The velvety myotis (Myotis simus), is a species of vesper bat from South America.

==Description==
The velvety myotis is a small bat, although of average size for a myotine, with a total length of 8 to 9 cm and weighing between 5 and 11 g. It has short, velvety, orange-brown fur over the whole of the body, which may fade to a brownish shade in preserved specimens. The ears and wing membranes are black and hairless.

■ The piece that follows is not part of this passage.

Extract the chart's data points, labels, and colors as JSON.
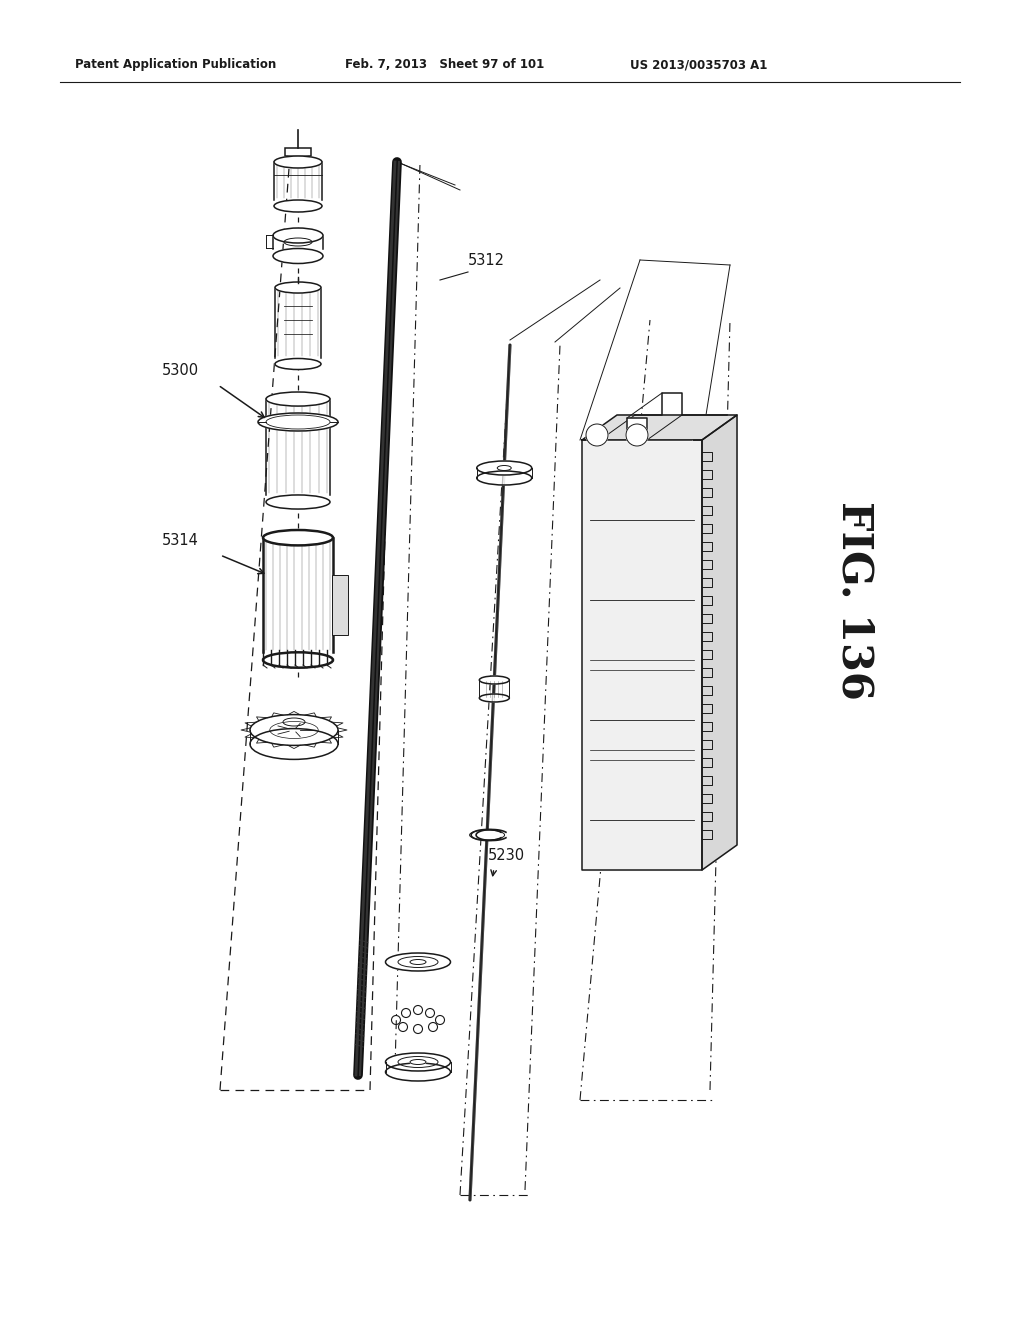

The ears are short and triangular, with a pointed tragus. Velvety myotis can be distinguished from all other New World members of the genus Myotis by the velvety nature of its fur, possession of larger canine teeth, and by the shape of plagiopatagium and the absence of fur on the trailing edge of the uropatagium. These differences were once considered sufficient to place the bat within its own monotypic subgenus, but this has not been supported by subsequent analysis.

==Distribution==
It is found in northern and western Brazil, southern Colombia, eastern Ecuador and Peru, and in Bolivia, Paraguay, and northwestern Argentina. It inhabits lowland forest and savannah habitats, close to bodies of fresh water. No subspecies are currently recognised, although a possible subspecies, or even full species, has been proposed for Bolivian specimens.

==Biology==
The velvety myotis feeds on insects, including beetles, bugs, moths, and flies, which it typically captures over water. They are generally found near rivers or over floodplains. They spend the day roosting in hollow trees, in burrows made by other animals, or beneath the thatched roofs of local buildings. They have often been recorded roosting together with lesser bulldog bats, an unrelated species with similar habitat preferences. Little is known of their reproduction, although, like most bats, they apparently give birth to single offspring. Pregnant females have been captured between September and March.